CBD Effects on Epilepsy Medication


It seems at least once a week I am asked about CBD Oil. It is showing promising results in the management of epilepsy. I have tried it briefly & my huMom believes it was helping me but we are hoping to get a specific CBD oil called, “Charlotte’s Web”, because it is made specifically to manage epilepsy. We are also doing our due diligence as this is a relatively new medication & it is not yet regulated (or legal) here in Canada.

A study is underway at the University of Alabama at Birmingham. Adults & children with hard to manage epilepsy are trying CBD oil but the study is also looking as to how CBD interacts with other seizure medications.

The study has found that there were significant changes in levels of the drugs clobazam, topiramate, & rufinamide in both adults & children. Changes in zonisamide & eslicarbazepine was observed in adults only. Except for clobazam, however, the drug levels did not change outside of the normally accepted range. Tests also showed that participants taking valproate & CBD showed slightly more stress on their liver.

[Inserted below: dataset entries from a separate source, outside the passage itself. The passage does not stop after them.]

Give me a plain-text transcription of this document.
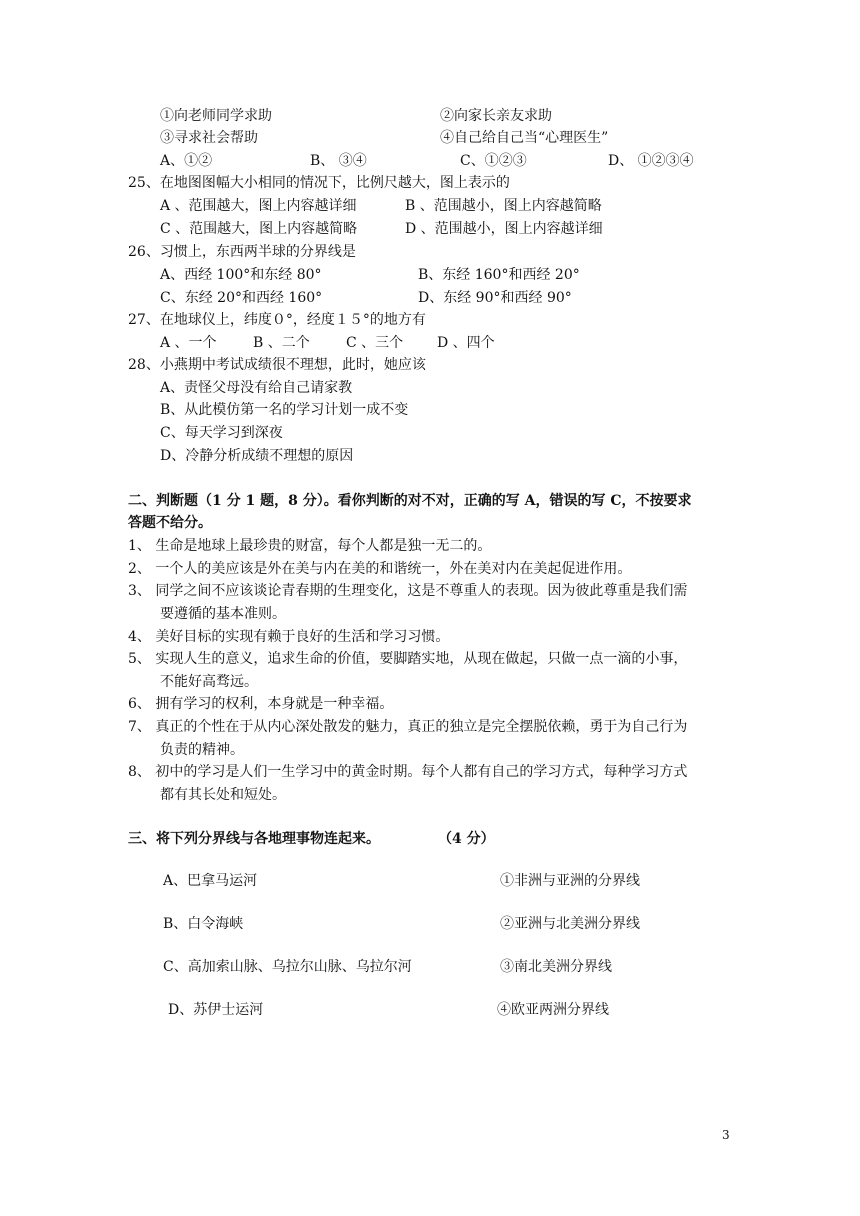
①向老师同学求助	②向家长亲友求助
③寻求社会帮助	④自己给自己当“心理医生”
A、①②	B、 ③④	C、①②③	D、 ①②③④
25、在地图图幅大小相同的情况下，比例尺越大，图上表示的
A 、范围越大，图上内容越详细	B 、范围越小，图上内容越简略
C 、范围越大，图上内容越简略	D 、范围越小，图上内容越详细
26、习惯上，东西两半球的分界线是
A、西经 100°和东经 80°	B、东经 160°和西经 20°
C、东经 20°和西经 160°	D、东经 90°和西经 90°
27、在地球仪上，纬度０°，经度１５°的地方有
A 、一个	B 、二个	C 、三个 D 、四个
28、小燕期中考试成绩很不理想，此时，她应该
A、责怪父母没有给自己请家教
B、从此模仿第一名的学习计划一成不变
C、每天学习到深夜
D、冷静分析成绩不理想的原因
二、判断题（1 分 1 题，8 分）。看你判断的对不对，正确的写 A，错误的写 C，不按要求
答题不给分。
1、 生命是地球上最珍贵的财富，每个人都是独一无二的。
2、 一个人的美应该是外在美与内在美的和谐统一，外在美对内在美起促进作用。
3、 同学之间不应该谈论青春期的生理变化，这是不尊重人的表现。因为彼此尊重是我们需
要遵循的基本准则。
4、 美好目标的实现有赖于良好的生活和学习习惯。
5、 实现人生的意义，追求生命的价值，要脚踏实地，从现在做起，只做一点一滴的小事，
不能好高骛远。
6、 拥有学习的权利，本身就是一种幸福。
7、 真正的个性在于从内心深处散发的魅力，真正的独立是完全摆脱依赖，勇于为自己行为
负责的精神。
8、 初中的学习是人们一生学习中的黄金时期。每个人都有自己的学习方式，每种学习方式
都有其长处和短处。
三、将下列分界线与各地理事物连起来。	（4 分）
A、巴拿马运河	①非洲与亚洲的分界线
B、白令海峡	②亚洲与北美洲分界线
C、高加索山脉、乌拉尔山脉、乌拉尔河	③南北美洲分界线
D、苏伊士运河	④欧亚两洲分界线
3
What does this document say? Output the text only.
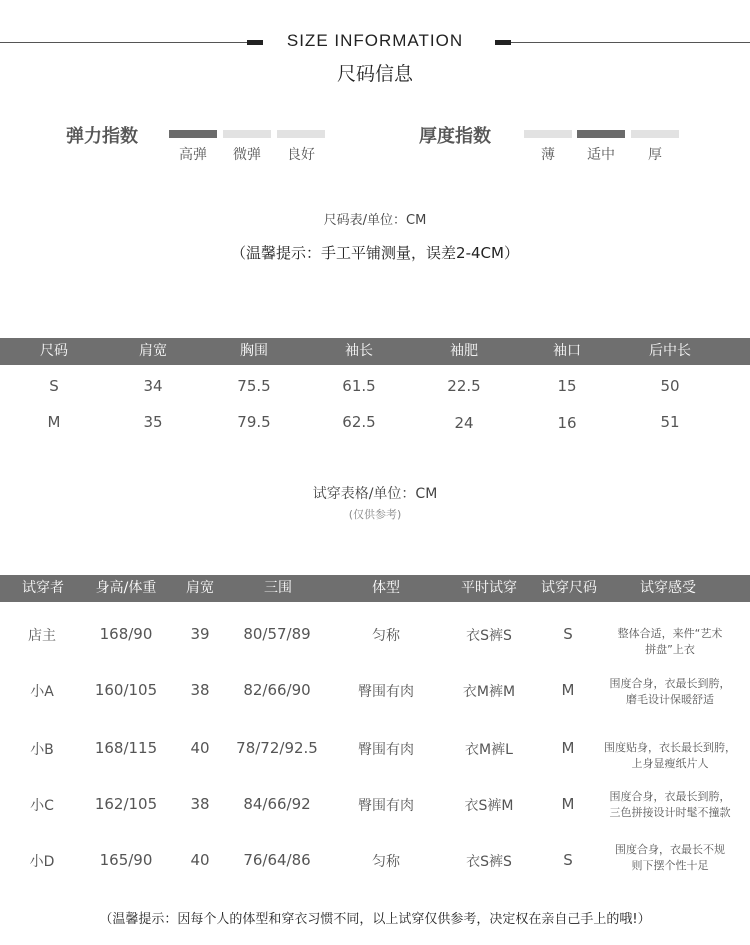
SIZE INFORMATION
尺码信息
弹力指数
高弹	微弹	良好
厚度指数
薄	适中	厚
尺码表/单位：CM
（温馨提示：手工平铺测量，误差2-4CM）
尺码	肩宽	胸围	袖长	袖肥	袖口	后中长
S	34	75.5	61.5	22.5	15	50
M	35	79.5	62.5	24	16	51
试穿表格/单位：CM
(仅供参考)
试穿者	身高/体重	肩宽	三围	体型	平时试穿	试穿尺码	试穿感受
店主	168/90	39	80/57/89	匀称	衣S裤S	S	整体合适，来件“艺术
拼盘”上衣
小A	160/105	38	82/66/90	臀围有肉	衣M裤M	M	围度合身，衣最长到胯，
磨毛设计保暖舒适
小B	168/115	40	78/72/92.5	臀围有肉	衣M裤L	M	围度贴身，衣长最长到胯，
上身显瘦纸片人
小C	162/105	38	84/66/92	臀围有肉	衣S裤M	M	围度合身，衣最长到胯，
三色拼接设计时髦不撞款
小D	165/90	40	76/64/86	匀称	衣S裤S	S
围度合身，衣最长不规
则下摆个性十足
（温馨提示：因每个人的体型和穿衣习惯不同，以上试穿仅供参考，决定权在亲自己手上的哦!）
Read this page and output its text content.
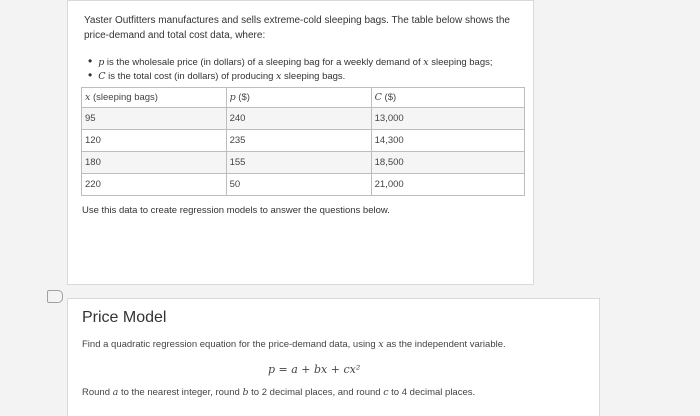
Yaster Outfitters manufactures and sells extreme-cold sleeping bags. The table below shows the price-demand and total cost data, where:
• p is the wholesale price (in dollars) of a sleeping bag for a weekly demand of x sleeping bags;
• C is the total cost (in dollars) of producing x sleeping bags.
x (sleeping bags)	p ($)	C ($)
95	240	13,000
120	235	14,300
180	155	18,500
220	50	21,000
Use this data to create regression models to answer the questions below.
Price Model
Find a quadratic regression equation for the price-demand data, using x as the independent variable.
p = a + bx + cx²
Round a to the nearest integer, round b to 2 decimal places, and round c to 4 decimal places.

The findings emphasize the importance of monitoring blood levels of anti epileptic drugs as well as liver function during treatment with CBD oil. The perception exists that since CBD is plant based, it is natural & safe. While this may be true, this study shows that CBD can interact with anti seizure drugs.

Studies like this are very helpful. We intend to try CBD Oil again, once we find a quality brand that clearly helps. There seems to be no question that CBD oil can shut down seizures but some standardization & quality control needs to be established. Maintaining a regular dosage is very important.

Do you use CBD Oil to manage epilepsy? If so, I’d like to hear your story.

CEO Olivia


Living With Canine Epilepsy


Olivia November 2015

It has happened more than once. My huMom tells someone that I live with canine epilepsy & they say something like, “If it was me, I’d have that dog put down”. People seem to think my life is nothing but suffering & endless seizures. Nothing could be further from the truth. 99.9% of the time, I’m just your average happy, playful dog with a keen sense of humor.

I do have special needs. I take three different medications twice a day, Potassium Bromide, Zonisamide & Phenobarbital, plus  my “cluster buster” Keppra when I do have a visit from the epi-monster. My huMom pays special attention to nutrition, food intake, & my supplements. She also tries to keep the home environment as stress free as possible with two dogs, a cat & a house pig.  My routine of daily exercise/walks are also important.

My huMom is also constantly researching & reaching out to other families with epi-dogs like me. Together we support one another & share information. I also have a wooftastic vet who regularly consults an animal neurologist on my behalf.

In short, I have a very good life. I’m loved & cared for. That being said, I know I’m one of the fortunate ones. Many epi-warriors have fallen to this disease. It is my hope that one day a cure is found.

CEO Olivia

My Cocktail


DOG labcoat

I need to take what we call a cocktail of medications every day. I take several anti-epileptic drugs (AED’s). Over time I’ve had to adjust my dosage or completely change a drug. Today I want to break down what I’m taking now & briefly describe what they do.

Potassium Bromide –  it’s actually the bromide salt that has anti-seizure properties. It is often the second drug of choice when it comes to controlling seizures with Phenobarbital being the first. It basically calms the nervous system.

Phenobarbital – is a barbiturate. It is the most commonly prescribed anti-epileptic drug  for dogs. It is considered safe & effective. It works by slowing down the brain & nervous system. For some dogs, Phenobarbital is all that’s needed to manage their epilepsy.

Zonisamide – is an anti-convulsant. It works much like Keppra in that it prevents brain cells from firing too quickly.

Keppra – Also known as levetiracetam, Keppra works by affecting the transmission of nerve signals in the brain. During a seizure it prevents brain cells from going haywire by keeping them “firing” at a normal rate. I take Keppra only when I’ve had an epileptic event. I call it my cluster buster.

There are many other AED’s. What works for some dogs may not work for another & some of these medications may lose their effectiveness over time. I’ve had to adjust or completely change a medication. I’m fortunate to have a vet who consults a neurologist regularly on my behalf. She also does a lot of research on canine epilepsy & keeps up to date on the latest information.